3. Asset tracking medical equipment

It’s not hard for medical equipment to go missing, but asset tracking makes it much easy to find. Sensors on regularly used medical equipment share its real-time location to an asset tracking app.

Nurses can search for equipment on a device (usually a tablet or softphone) and the app will tell them where it is. Research shows nurses currently spend an hour or more every shift looking for lost medical gear, such as heart rate, blood pressure, or vital signs monitoring equipment.

So, making things easier to find could have several benefits. Nurses have a better working experience with less frustration and patients are treated faster with less waiting. Meanwhile the hospital saves money because it doesn’t need to replace lost equipment as regularly.

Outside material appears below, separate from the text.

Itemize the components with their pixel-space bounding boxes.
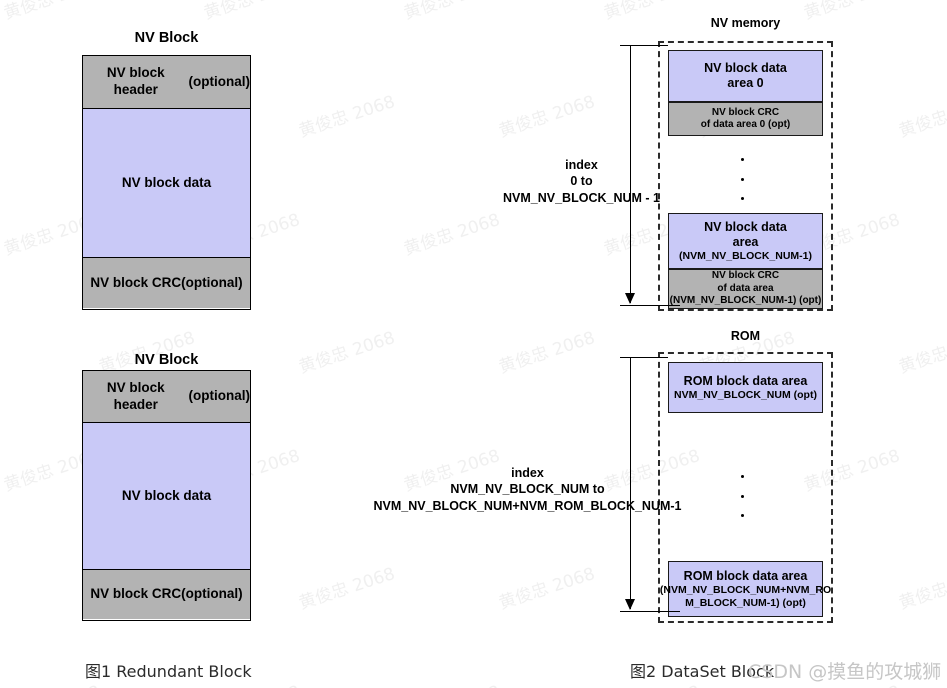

4. Staff and patient tracking

Tracking people in healthcare can provide stronger safety measures and greater autonomy for both patients and staff.

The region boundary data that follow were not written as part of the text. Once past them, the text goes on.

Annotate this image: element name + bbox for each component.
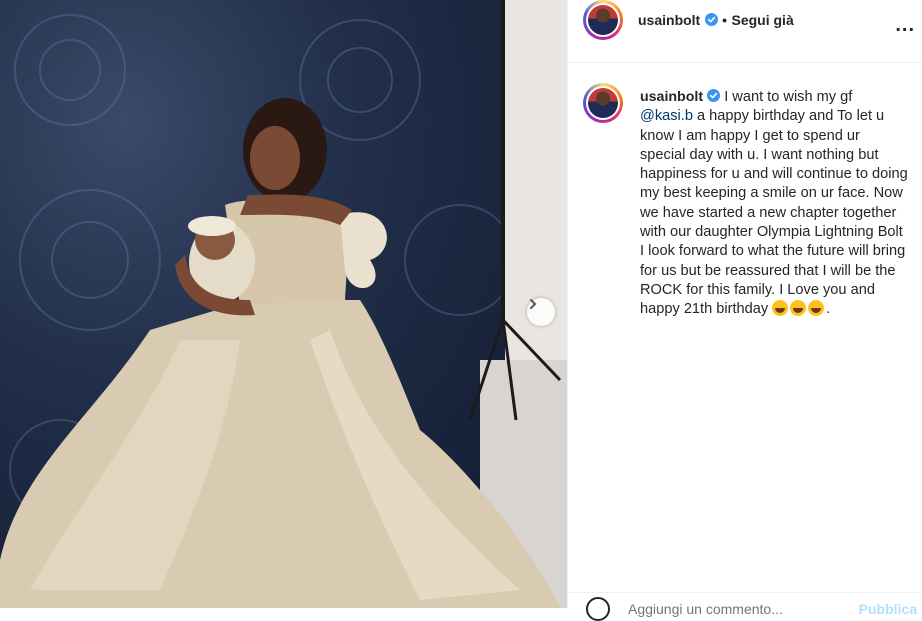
caption-text-start: I want to wish my gf [724,89,853,105]
caption-text-rest: a happy birthday and To let u know I am … [640,108,908,318]
follow-status-button[interactable]: Segui già [732,12,794,28]
photo-illustration [0,0,567,608]
post-photo[interactable] [0,0,567,608]
verified-badge-icon [707,89,721,102]
chevron-right-icon [530,299,537,309]
post-header: usainbolt • Segui già ... [568,0,922,63]
more-options-icon[interactable]: ... [895,14,915,37]
next-photo-button[interactable] [527,298,555,326]
comment-bar: Pubblica [568,592,922,621]
caption-username[interactable]: usainbolt [640,89,703,105]
post-sidebar: usainbolt • Segui già ... usainbolt I wa… [567,0,922,621]
caption-mention-link[interactable]: @kasi.b [640,108,693,124]
post-caption: usainbolt I want to wish my gf @kasi.b a… [640,88,908,320]
grinning-squinting-face-icon [808,300,825,317]
avatar[interactable] [583,0,623,40]
post-comment-button[interactable]: Pubblica [859,601,917,617]
comment-input[interactable] [628,601,828,617]
smiley-icon[interactable] [586,597,610,621]
grinning-squinting-face-icon [790,300,807,317]
follow-separator: • [722,12,728,28]
header-user-row: usainbolt • Segui già [638,12,794,30]
caption-trailing: . [826,301,831,318]
grinning-squinting-face-icon [772,300,789,317]
caption-avatar[interactable] [583,83,623,123]
header-username[interactable]: usainbolt [638,12,700,28]
verified-badge-icon [704,13,718,26]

Patient tracking usually involves wearable devices, like a wristband with a sensor in it or AI-powered CCTV which is able to identify people. This technology is already used in some UK maternity wards to protect and keep track of newborn babies.

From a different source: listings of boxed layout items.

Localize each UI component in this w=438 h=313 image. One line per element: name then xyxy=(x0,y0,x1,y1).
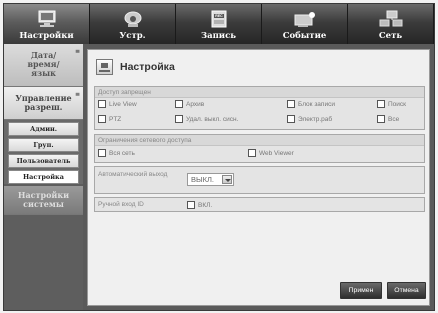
event-icon xyxy=(292,10,318,28)
checkbox[interactable] xyxy=(287,115,295,123)
option-archive[interactable]: Архив xyxy=(175,100,204,108)
option-whole-network[interactable]: Вся сеть xyxy=(98,149,135,157)
option-label: PTZ xyxy=(109,115,122,123)
expand-marker-icon: ≡ xyxy=(74,91,80,98)
manual-login-label: Ручной вход ID xyxy=(98,201,144,208)
top-tab-bar: Настройки Устр. REC Запись Событие Сеть xyxy=(4,4,434,44)
option-label: Архив xyxy=(186,100,205,108)
sidebar-subitem-admin[interactable]: Админ. xyxy=(8,122,79,136)
option-live-view[interactable]: Live View xyxy=(98,100,137,108)
checkbox[interactable] xyxy=(175,100,183,108)
option-web-viewer[interactable]: Web Viewer xyxy=(248,149,294,157)
manual-login-row: Ручной вход ID ВКЛ. xyxy=(94,197,425,212)
settings-icon xyxy=(96,59,113,75)
checkbox[interactable] xyxy=(287,100,295,108)
expand-marker-icon: ≡ xyxy=(74,48,80,55)
option-label: Web Viewer xyxy=(259,149,294,157)
checkbox[interactable] xyxy=(98,115,106,123)
option-search[interactable]: Поиск xyxy=(377,100,406,108)
tab-label: Устр. xyxy=(119,31,146,41)
checkbox[interactable] xyxy=(187,201,195,209)
manual-login-toggle[interactable]: ВКЛ. xyxy=(187,201,212,209)
sidebar: ≡ Дата/ время/ язык ≡ Управление разреш.… xyxy=(4,44,83,310)
sidebar-item-date-time-language[interactable]: ≡ Дата/ время/ язык xyxy=(4,44,83,87)
tab-label: Запись xyxy=(200,31,237,41)
sidebar-subitem-user[interactable]: Пользователь xyxy=(8,154,79,168)
checkbox[interactable] xyxy=(98,100,106,108)
tab-record[interactable]: REC Запись xyxy=(176,4,262,44)
auto-logout-label: Автоматический выход xyxy=(98,171,168,178)
sidebar-subitem-group[interactable]: Груп. xyxy=(8,138,79,152)
chevron-down-icon[interactable] xyxy=(222,175,232,184)
svg-text:REC: REC xyxy=(215,14,223,18)
sidebar-item-label: Настройки системы xyxy=(17,190,70,209)
option-remote-alarm-off[interactable]: Удал. выкл. сиcн. xyxy=(175,115,238,123)
dvr-window: Настройки Устр. REC Запись Событие Сеть xyxy=(3,3,435,311)
option-e-work[interactable]: Электр.раб xyxy=(287,115,332,123)
checkbox[interactable] xyxy=(377,115,385,123)
camera-icon xyxy=(120,10,146,28)
sidebar-item-label: Управление разреш. xyxy=(15,93,72,112)
sidebar-item-permissions[interactable]: ≡ Управление разреш. xyxy=(4,87,83,120)
sidebar-subitem-setup[interactable]: Настройка xyxy=(8,170,79,184)
option-label: Электр.раб xyxy=(298,115,333,123)
tab-network[interactable]: Сеть xyxy=(348,4,434,44)
sidebar-item-system-settings[interactable]: Настройки системы xyxy=(4,186,83,215)
option-label: Live View xyxy=(109,100,137,108)
panel-header: Настройка xyxy=(96,58,175,76)
sidebar-item-label: Дата/ время/ язык xyxy=(27,50,60,78)
auto-logout-select[interactable]: ВЫКЛ. xyxy=(187,173,234,186)
option-label: Поиск xyxy=(388,100,407,108)
auto-logout-row: Автоматический выход ВЫКЛ. xyxy=(94,166,425,194)
tab-label: Событие xyxy=(282,31,327,41)
option-label: ВКЛ. xyxy=(198,201,213,209)
cancel-button[interactable]: Отмена xyxy=(387,282,426,299)
option-all[interactable]: Все xyxy=(377,115,399,123)
apply-button[interactable]: Примен xyxy=(340,282,382,299)
group-header: Доступ запрещен xyxy=(95,87,424,98)
tab-label: Сеть xyxy=(378,31,403,41)
checkbox[interactable] xyxy=(248,149,256,157)
checkbox[interactable] xyxy=(377,100,385,108)
tab-event[interactable]: Событие xyxy=(262,4,348,44)
access-denied-group: Доступ запрещен Live View Архив Блок зап… xyxy=(94,86,425,130)
option-label: Все xyxy=(388,115,400,123)
group-header: Ограничения сетевого доступа xyxy=(95,135,424,146)
option-label: Удал. выкл. сиcн. xyxy=(186,115,239,123)
option-record-lock[interactable]: Блок записи xyxy=(287,100,335,108)
tab-settings[interactable]: Настройки xyxy=(4,4,90,44)
network-icon xyxy=(378,10,404,28)
option-label: Вся сеть xyxy=(109,149,135,157)
checkbox[interactable] xyxy=(98,149,106,157)
checkbox[interactable] xyxy=(175,115,183,123)
option-label: Блок записи xyxy=(298,100,335,108)
record-icon: REC xyxy=(206,10,232,28)
permissions-submenu: Админ. Груп. Пользователь Настройка xyxy=(4,120,83,184)
network-restriction-group: Ограничения сетевого доступа Вся сеть We… xyxy=(94,134,425,163)
settings-monitor-icon xyxy=(34,10,60,28)
auto-logout-value: ВЫКЛ. xyxy=(191,175,215,184)
tab-label: Настройки xyxy=(19,31,74,41)
settings-panel: Настройка Доступ запрещен Live View Архи… xyxy=(87,49,430,306)
tab-device[interactable]: Устр. xyxy=(90,4,176,44)
page-title: Настройка xyxy=(120,61,175,73)
option-ptz[interactable]: PTZ xyxy=(98,115,121,123)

Tracking can also be used for vulnerable in-patients like those with brain injuries or dementia. For example, AI-CCTV can alert staff if patients accidentally wonder off-premises, and a sensor-embedded wristband can show their location.

Wristbands are also useful because they sense falls and automatically alert staff. Creating this visibility means nurses can give patients more breathing room in the knowledge that they will know immediately if they need to rush to a patient’s bedside.

5. Wayfinding

Smart wayfinding technology helps patients (and staff) to navigate hospitals and their many corridors.

Of course, generic navigation apps can show patients how to get to hospital buildings, but they don’t show how to get from ward to ward once you’re inside. Wayfinding technology does this, and it’s also able to personalise the journey based on patient information.

For example, if a patient needs to travel to somewhere else in the hospital, wayfinding technology can show them a route that’s most accessible to their wheelchair or a route with frequent toilet stops.

Behind the scenes, wayfinding supports the asset tracking technology we covered earlier. It’s this technology that shows nurses where their requested equipment is and how to get there.

Using smart ward technologies together

Different smart technologies bring different benefits to hospital wards. What you invest in will depend on your staff and patient’s needs as well your budget and goals.

You might decide to deploy one piece of high-value smart tech or you could choose multiple smart technologies that combine to bring value (such as asset tracking and wayfinding).

In this blog, we’ve focused on the end-user benefits that smart wards can bring. However, you’ll also need to think about how you can make these technologies work together by integrating them into a wider information system. That means connecting smart lighting, occupancy monitoring, and asset tracking to the same network and systems.

You’ll also need to make sure any patient data collected from sensors and IoT devices are analysed securely, which means having strong network and IoT security. This might seem like a big task but it can hold rewards for your Trust’s entire medical service and reduce the burden on staff.

So right now is an exciting time for digital teams. Trusts have an opportunity to create a ward environment that adapts to patients and staff, improving experiences and aiding recovery while also supporting operational resilience and energy efficiency.